I realized that those canoes carried the heart and pride of a great people who have been largely ignored in the great historical drama of the circumnavigation. Discovered rather than discoverers; savages rather than civilized; victims rather than actors; part of the natural landscape like plants, animals and geological formations. But these canoes represented the first people in human history to migrate over the open ocean – the people that thousands of years came to these shores and initiated the culture and language that we can trace the origins of the modern CHamoru people.

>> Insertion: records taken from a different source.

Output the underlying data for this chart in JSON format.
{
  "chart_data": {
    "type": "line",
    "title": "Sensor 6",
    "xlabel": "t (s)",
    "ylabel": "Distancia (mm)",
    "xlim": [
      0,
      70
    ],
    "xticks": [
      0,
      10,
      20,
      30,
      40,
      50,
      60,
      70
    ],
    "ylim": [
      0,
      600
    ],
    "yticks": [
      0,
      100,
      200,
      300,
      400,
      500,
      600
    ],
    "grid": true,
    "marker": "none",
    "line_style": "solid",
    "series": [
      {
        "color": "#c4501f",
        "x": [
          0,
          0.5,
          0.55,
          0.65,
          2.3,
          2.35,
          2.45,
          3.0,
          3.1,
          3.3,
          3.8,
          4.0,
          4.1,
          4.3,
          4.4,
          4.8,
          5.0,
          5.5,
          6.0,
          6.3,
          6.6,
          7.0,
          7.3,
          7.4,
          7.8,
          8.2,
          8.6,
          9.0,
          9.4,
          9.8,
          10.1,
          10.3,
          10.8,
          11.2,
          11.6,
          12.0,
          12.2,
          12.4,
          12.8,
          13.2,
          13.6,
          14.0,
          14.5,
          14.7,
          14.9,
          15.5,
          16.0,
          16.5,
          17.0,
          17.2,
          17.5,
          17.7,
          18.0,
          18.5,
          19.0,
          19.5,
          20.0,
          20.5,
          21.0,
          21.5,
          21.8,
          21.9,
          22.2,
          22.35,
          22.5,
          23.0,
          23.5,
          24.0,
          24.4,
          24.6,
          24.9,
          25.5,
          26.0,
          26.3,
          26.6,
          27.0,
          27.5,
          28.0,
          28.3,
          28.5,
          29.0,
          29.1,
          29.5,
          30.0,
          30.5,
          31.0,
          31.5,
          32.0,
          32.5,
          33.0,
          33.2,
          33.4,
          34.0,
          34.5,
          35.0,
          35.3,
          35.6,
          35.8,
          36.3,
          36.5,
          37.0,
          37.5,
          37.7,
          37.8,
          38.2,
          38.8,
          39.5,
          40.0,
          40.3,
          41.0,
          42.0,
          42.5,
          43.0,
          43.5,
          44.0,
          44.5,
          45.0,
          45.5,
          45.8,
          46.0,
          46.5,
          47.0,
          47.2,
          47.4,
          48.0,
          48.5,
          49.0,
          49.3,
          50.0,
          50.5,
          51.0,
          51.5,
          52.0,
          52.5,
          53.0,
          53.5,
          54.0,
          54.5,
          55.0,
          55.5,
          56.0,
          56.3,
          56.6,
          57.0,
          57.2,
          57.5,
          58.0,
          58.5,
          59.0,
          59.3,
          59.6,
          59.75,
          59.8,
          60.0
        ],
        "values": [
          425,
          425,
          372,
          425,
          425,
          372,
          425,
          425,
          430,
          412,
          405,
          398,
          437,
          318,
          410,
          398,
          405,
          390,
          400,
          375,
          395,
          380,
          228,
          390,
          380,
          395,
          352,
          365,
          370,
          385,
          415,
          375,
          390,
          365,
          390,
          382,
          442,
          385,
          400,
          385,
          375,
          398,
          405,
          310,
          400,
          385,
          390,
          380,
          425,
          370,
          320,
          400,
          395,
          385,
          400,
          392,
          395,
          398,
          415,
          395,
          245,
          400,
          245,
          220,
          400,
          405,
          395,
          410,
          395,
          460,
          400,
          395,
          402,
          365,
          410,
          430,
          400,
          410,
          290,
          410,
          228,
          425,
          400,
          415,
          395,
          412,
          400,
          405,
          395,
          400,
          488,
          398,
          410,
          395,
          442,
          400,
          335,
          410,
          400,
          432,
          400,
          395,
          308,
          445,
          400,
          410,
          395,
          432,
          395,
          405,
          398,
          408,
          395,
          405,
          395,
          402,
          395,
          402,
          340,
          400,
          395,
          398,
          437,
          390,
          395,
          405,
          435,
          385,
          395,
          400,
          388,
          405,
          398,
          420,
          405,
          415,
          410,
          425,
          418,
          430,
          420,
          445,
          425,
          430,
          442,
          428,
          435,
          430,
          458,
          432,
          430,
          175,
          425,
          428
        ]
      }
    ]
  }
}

We commemorate that encounter and interaction between Magellan’s crew and unnamed CHamorus today. Hopefully, we do so with a more robust historical imagination than we had yesterday; than we would have had if we did not take the time to look at each other, to see beyond our eyes. Historical imagination is necessary for all of us; historical imagination and historical empathy is crucial for every people and the CHamoru people need to re-imagine their past based on what we know and what is knowable.
There are always political agendas, there are always academic disputes, but the historical imagination enlivens all of us, allows us to look into the ocean and see something more than water, to look to the nighttime sky and see more than stars; - to look into each other’s eyes and see each other’s humanity and dignity.
Today is testimony to the encounter, a continuation of the historical imagination and the visit of the Elcano brought that about- Admiral Barber, the head of a delegation in the name of the King of Spain makes it significant, the Honorable Lourdes Leon Guerrero, the first Maga’haga of the modern era seals its importance. The spark that is in all of our historical imagination at this moment in time makes it all worthwhile.